ID :
54420
Wed, 04/08/2009 - 13:24
Auther :

(EDITORIAL from the Korea Times on April 8)


Worrisome Budget Deficit
Taxpayer Money Ought to Be Spent Frugally, Properly

Fiscal health has been one of the few silver linings in Korea's economic clouds,
but even that may change soon.
The Organization for Economic Cooperation and Development said Monday that Korea
might have the worst fiscal imbalance among its member countries from 2008 to
2010, with the sole exception of the deficit-swamped United States.
Korea's fiscal deficit in the three-year period was forecast to amount to 4.9
percent of the 2008 gross domestic product in the OECD report. If the extra
budget of 29 trillion won, or 1 percent of GDP, is included, the deficit-GDP
ratio will easily break the previous record of 5.1 percent set during the 1997-98
financial crisis.
Viewed positively, this shows the government, like its U.S. counterpart, is going
all out to get out of the ongoing economic recession with a bolder stimulus than
most other countries. Enabling Seoul to do so is its relatively smaller
government debt, which is expected to reach about 35 percent of GDP by the end of
this year, less than half of the 75-percent OECD average.
As for the difficult part, the public debt-GDP ratio of 35 percent doubles to 70
percent if Seoul includes the liabilities of quasi-governmental agencies, as most
industrial countries do. Moreover, the nation's public sector debt recorded a
four-fold increase over the past decade, faster than those of most other OECD
members, demonstrating the Lee Myung-bak administration's promise to pull back
the debt-GDP ratio down to the 30-percent level by 2012 will be all but
impossible to keep.
Even more problematic than the rapidly widening gap in fiscal balance are the
reasons for it, the foremost of which is the tax cuts for the wealthy top 2
percent. The Lee administration estimates the revenue loss from the abolished
aggregate real estate tax at 40 trillion won or so until they leave office, but
most private economists say it will actually amount to 100 trillion won. Most
problematic of all, the tax breaks for the rich ??? or all tax cuts ??? have
proven to be of little help in stimulating the economy.
This, along with heavy government spending on large construction projects widely
regarded as just a makeshift stimulus rather than bolstering long-term growth
potential, could prolong the recession far beyond what is deemed inevitable,
requiring yet more deficit spending, which will in turn aggravate fiscal health
further in a vicious circle.
It's difficult to understand why this government, which has long trumpeted
following global trends as its administrative slogan, is running counter to them
when it comes to economic policy.
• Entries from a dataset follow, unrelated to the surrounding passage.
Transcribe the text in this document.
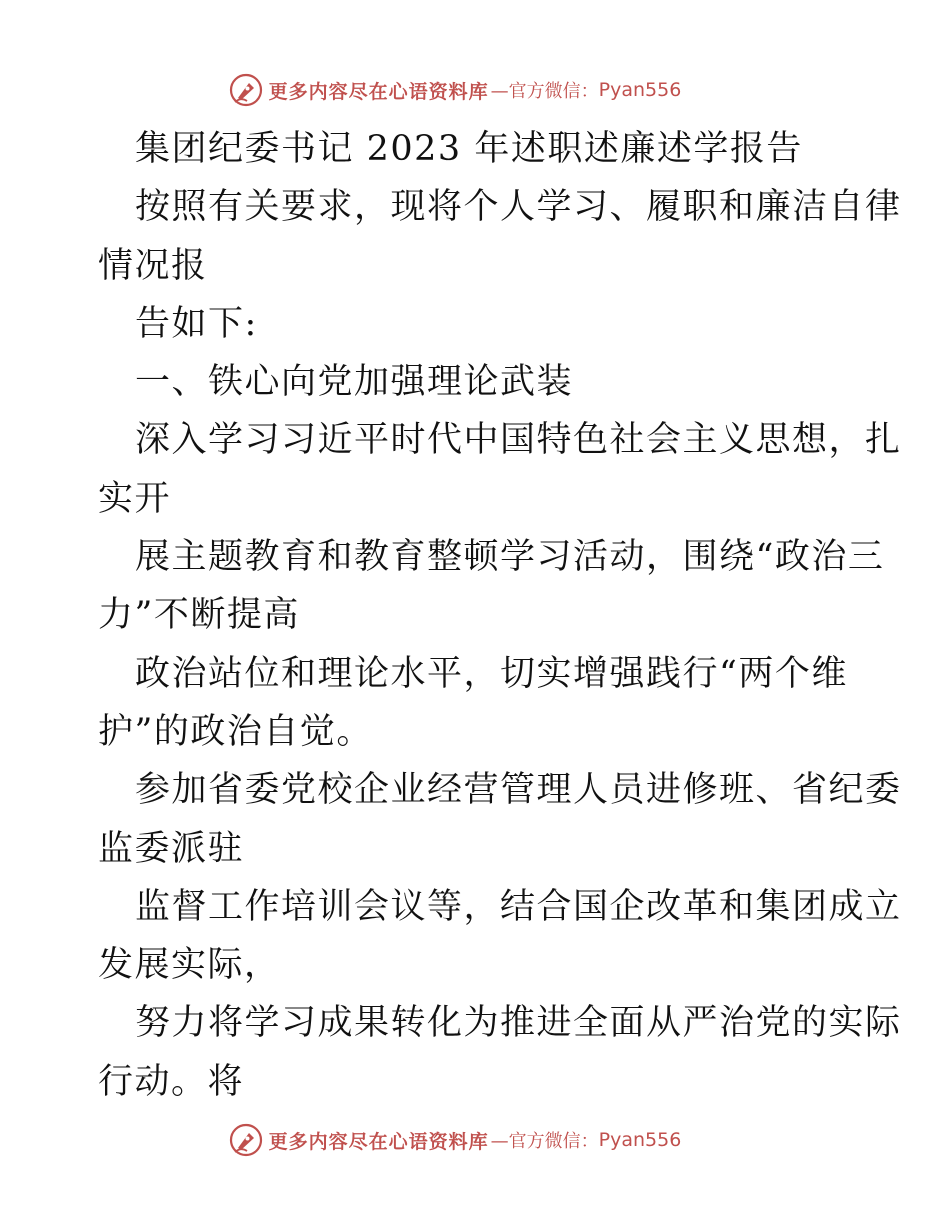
更多内容尽在心语资料库 —官方微信： Pyan556
集团纪委书记 2023 年述职述廉述学报告
按照有关要求，现将个人学习、履职和廉洁自律
情况报
告如下:
一、铁心向党加强理论武装
深入学习习近平时代中国特色社会主义思想，扎
实开
展主题教育和教育整顿学习活动，围绕“政治三
力”不断提高
政治站位和理论水平，切实增强践行“两个维
护”的政治自觉。
参加省委党校企业经营管理人员进修班、省纪委
监委派驻
监督工作培训会议等，结合国企改革和集团成立
发展实际，
努力将学习成果转化为推进全面从严治党的实际
行动。将
更多内容尽在心语资料库 —官方微信： Pyan556
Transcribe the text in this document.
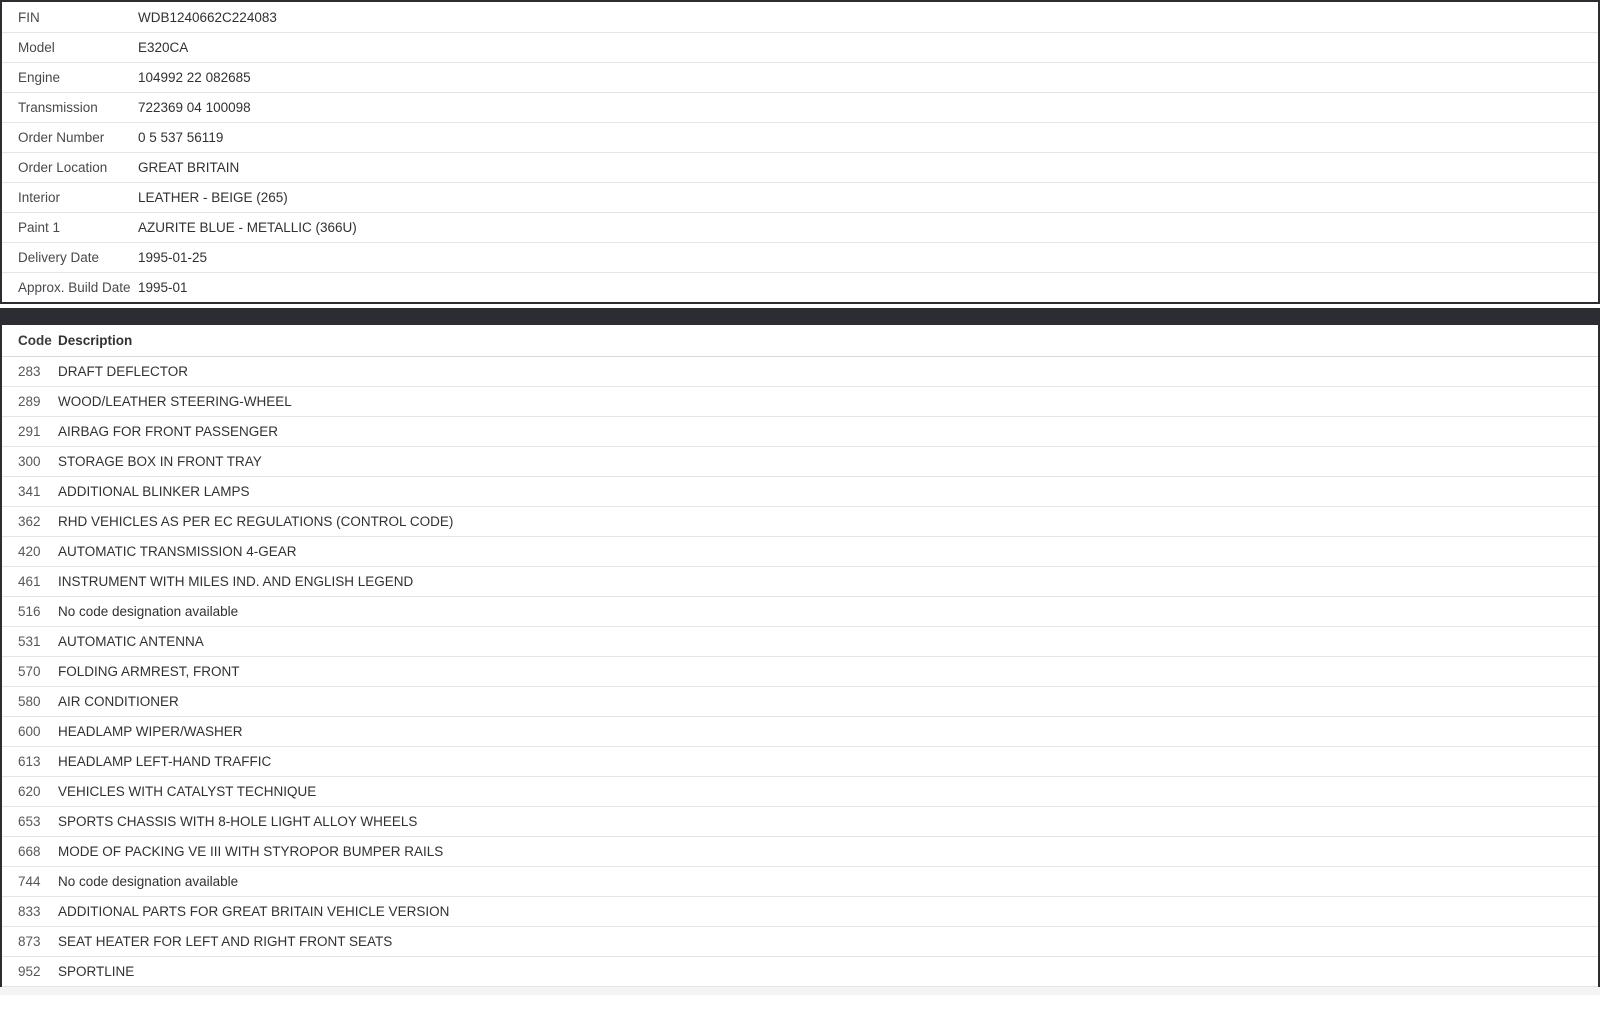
FIN	WDB1240662C224083
Model	E320CA
Engine	104992 22 082685
Transmission	722369 04 100098
Order Number	0 5 537 56119
Order Location	GREAT BRITAIN
Interior	LEATHER - BEIGE (265)
Paint 1	AZURITE BLUE - METALLIC (366U)
Delivery Date	1995-01-25
Approx. Build Date 1995-01
Code Description
283	DRAFT DEFLECTOR
289	WOOD/LEATHER STEERING-WHEEL
291	AIRBAG FOR FRONT PASSENGER
300	STORAGE BOX IN FRONT TRAY
341	ADDITIONAL BLINKER LAMPS
362	RHD VEHICLES AS PER EC REGULATIONS (CONTROL CODE)
420	AUTOMATIC TRANSMISSION 4-GEAR
461	INSTRUMENT WITH MILES IND. AND ENGLISH LEGEND
516	No code designation available
531	AUTOMATIC ANTENNA
570	FOLDING ARMREST, FRONT
580	AIR CONDITIONER
600	HEADLAMP WIPER/WASHER
613	HEADLAMP LEFT-HAND TRAFFIC
620	VEHICLES WITH CATALYST TECHNIQUE
653	SPORTS CHASSIS WITH 8-HOLE LIGHT ALLOY WHEELS
668	MODE OF PACKING VE III WITH STYROPOR BUMPER RAILS
744	No code designation available
833	ADDITIONAL PARTS FOR GREAT BRITAIN VEHICLE VERSION
873	SEAT HEATER FOR LEFT AND RIGHT FRONT SEATS
952	SPORTLINE
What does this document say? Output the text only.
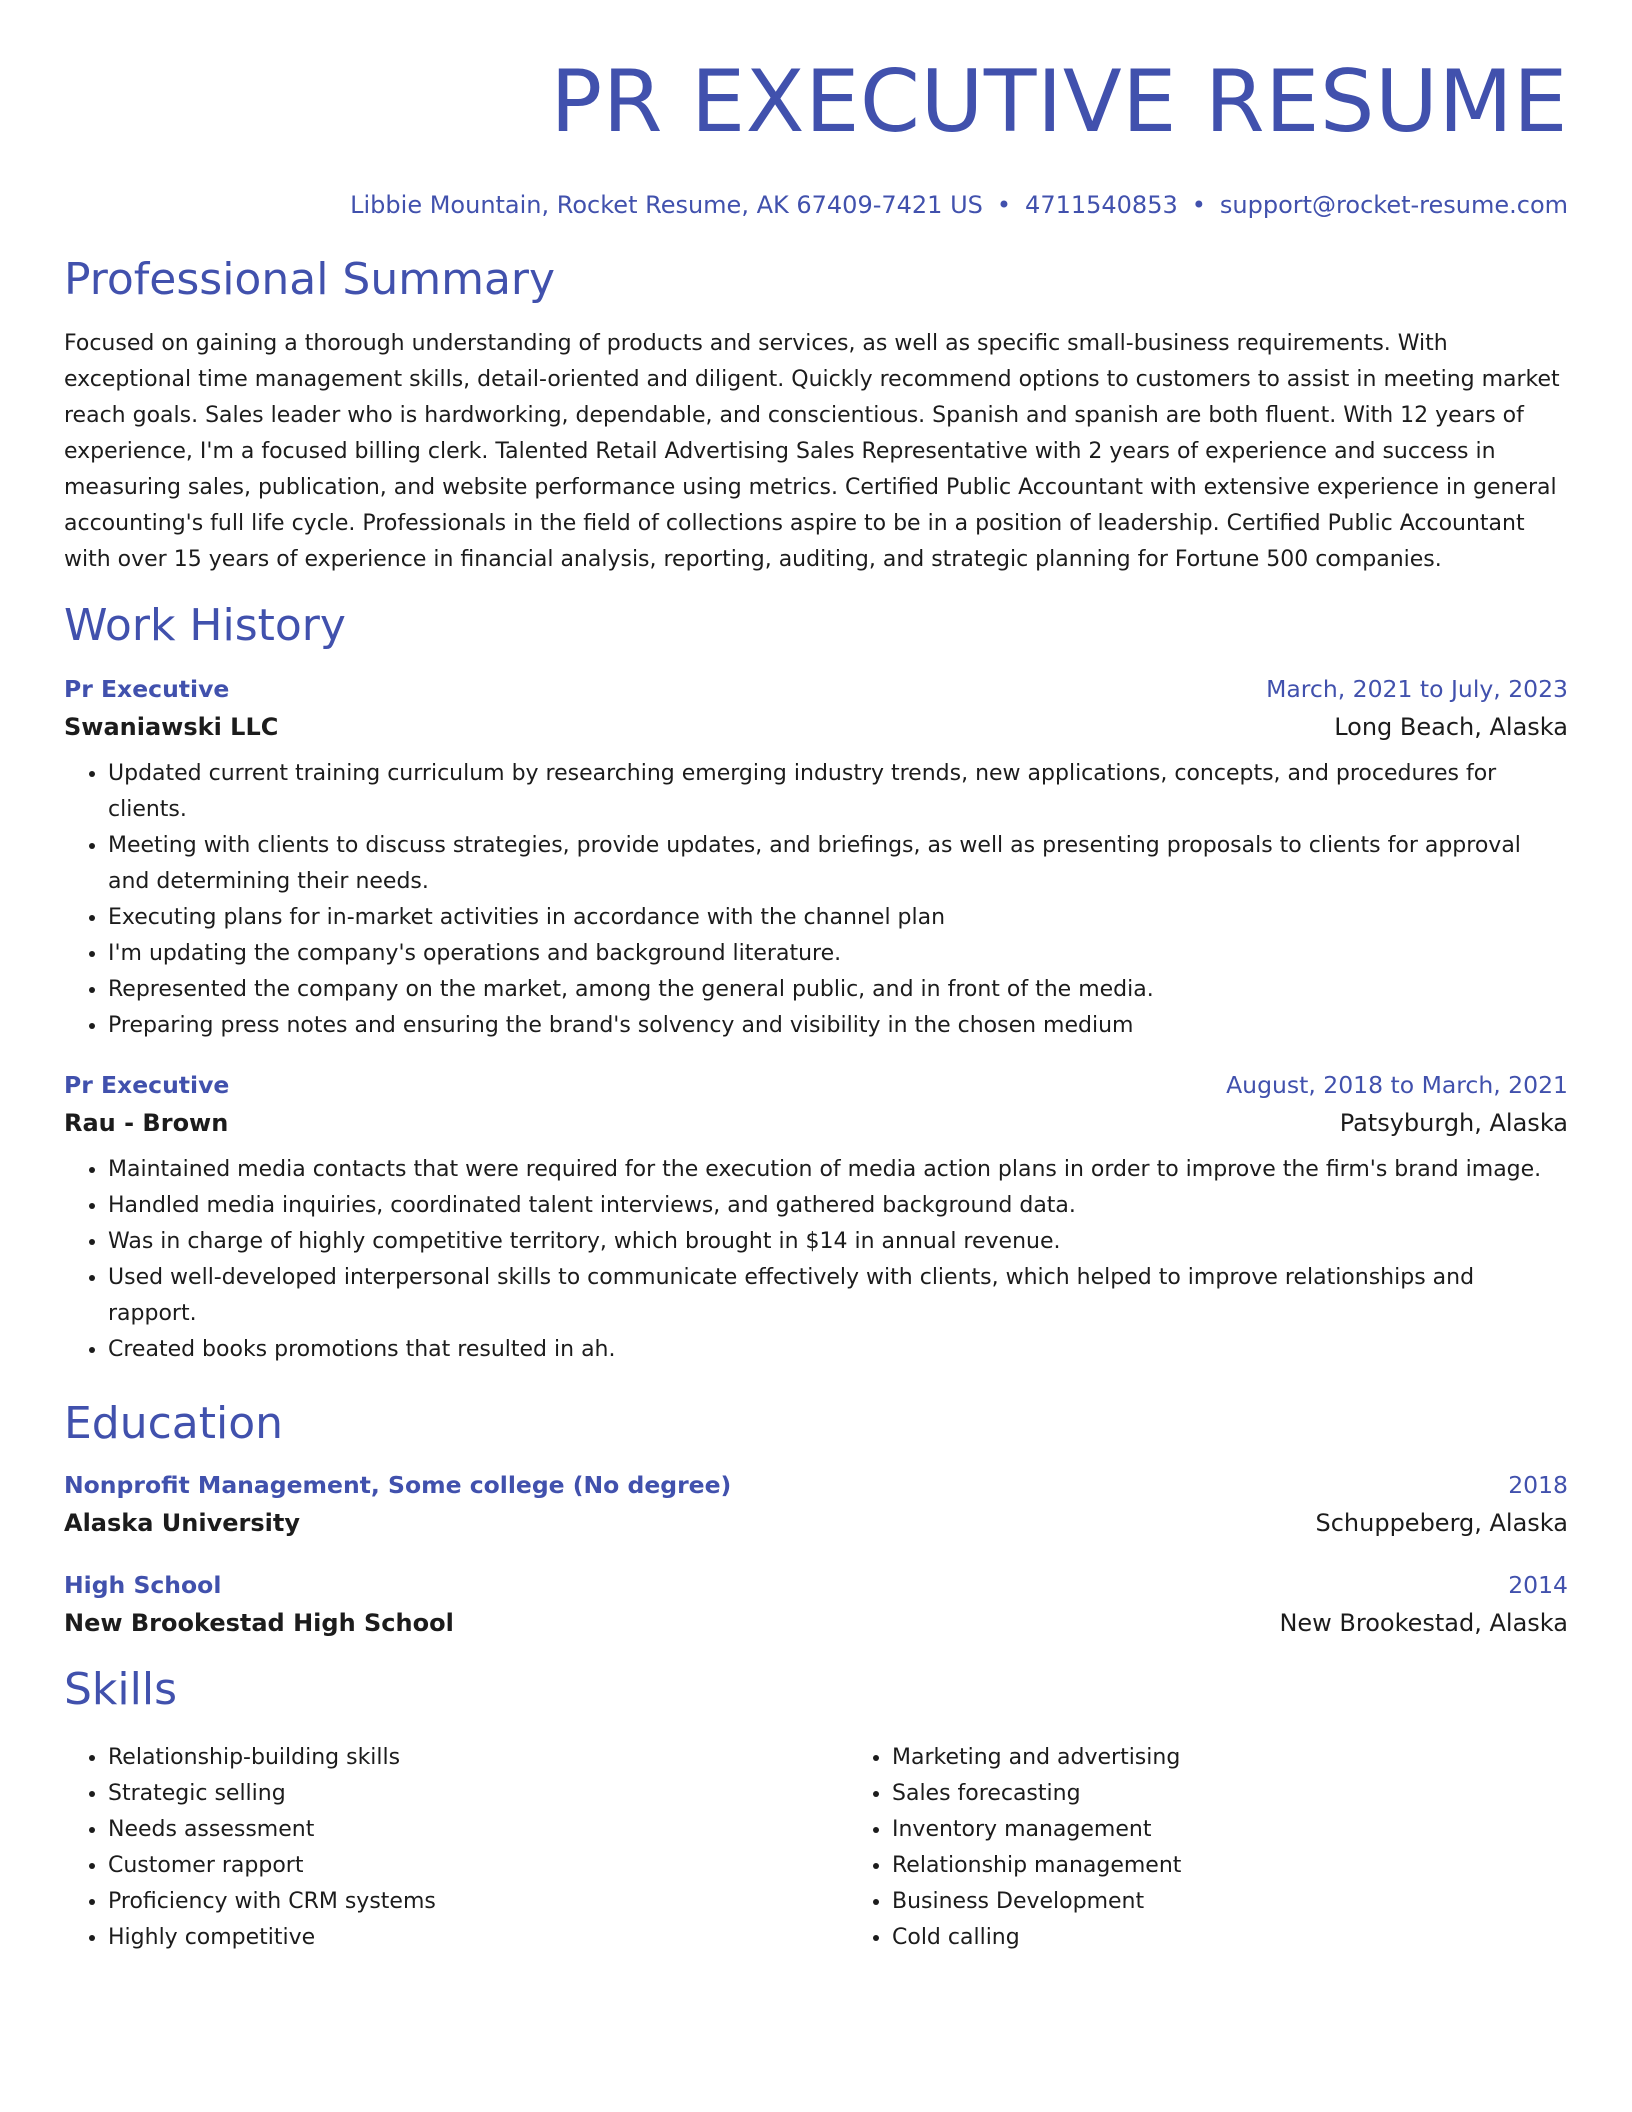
PR EXECUTIVE RESUME
Libbie Mountain, Rocket Resume, AK 67409-7421 US • 4711540853 • support@rocket-resume.com
Professional Summary

Focused on gaining a thorough understanding of products and services, as well as specific small-business requirements. With exceptional time management skills, detail-oriented and diligent. Quickly recommend options to customers to assist in meeting market reach goals. Sales leader who is hardworking, dependable, and conscientious. Spanish and spanish are both fluent. With 12 years of experience, I'm a focused billing clerk. Talented Retail Advertising Sales Representative with 2 years of experience and success in measuring sales, publication, and website performance using metrics. Certified Public Accountant with extensive experience in general accounting's full life cycle. Professionals in the field of collections aspire to be in a position of leadership. Certified Public Accountant with over 15 years of experience in financial analysis, reporting, auditing, and strategic planning for Fortune 500 companies.

Work History
Pr Executive	March, 2021 to July, 2023
Swaniawski LLC	Long Beach, Alaska
• Updated current training curriculum by researching emerging industry trends, new applications, concepts, and procedures for clients.
• Meeting with clients to discuss strategies, provide updates, and briefings, as well as presenting proposals to clients for approval and determining their needs.
• Executing plans for in-market activities in accordance with the channel plan
• I'm updating the company's operations and background literature.
• Represented the company on the market, among the general public, and in front of the media.
• Preparing press notes and ensuring the brand's solvency and visibility in the chosen medium
Pr Executive	August, 2018 to March, 2021
Rau - Brown	Patsyburgh, Alaska
• Maintained media contacts that were required for the execution of media action plans in order to improve the firm's brand image.
• Handled media inquiries, coordinated talent interviews, and gathered background data.
• Was in charge of highly competitive territory, which brought in $14 in annual revenue.
• Used well-developed interpersonal skills to communicate effectively with clients, which helped to improve relationships and rapport.
• Created books promotions that resulted in ah.
Education
Nonprofit Management, Some college (No degree)	2018
Alaska University	Schuppeberg, Alaska
High School	2014
New Brookestad High School	New Brookestad, Alaska
Skills
• Relationship-building skills
• Strategic selling
• Needs assessment
• Customer rapport
• Proficiency with CRM systems
• Highly competitive
• Marketing and advertising
• Sales forecasting
• Inventory management
• Relationship management
• Business Development
• Cold calling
Global economists point to the three decades of
neo-liberalistic policy of market idolatry, deregulation and tax cuts as culprits
behind this economic crisis, but the Lee administration is going exactly that
way.
President Lee should distinguish economic policy from ideological affinity.
Americans are now belatedly finding the economic boom of Reagan-Bush era was
built on bubbles only to be burst by Clinton-Obama stringency.
The OECD almost simultaneously released another statistics demonstrating Korea's
income redistribution through taxation and governmental subsidies was the worst
among its 30 members remaining at one seventh the level of Sweden and France.
Needless to say, all this adds up to what the government has feigned deafness to
for so long: It should drop the tax cuts, save every penny of taxpayers' money,
and spend it where it's most needed.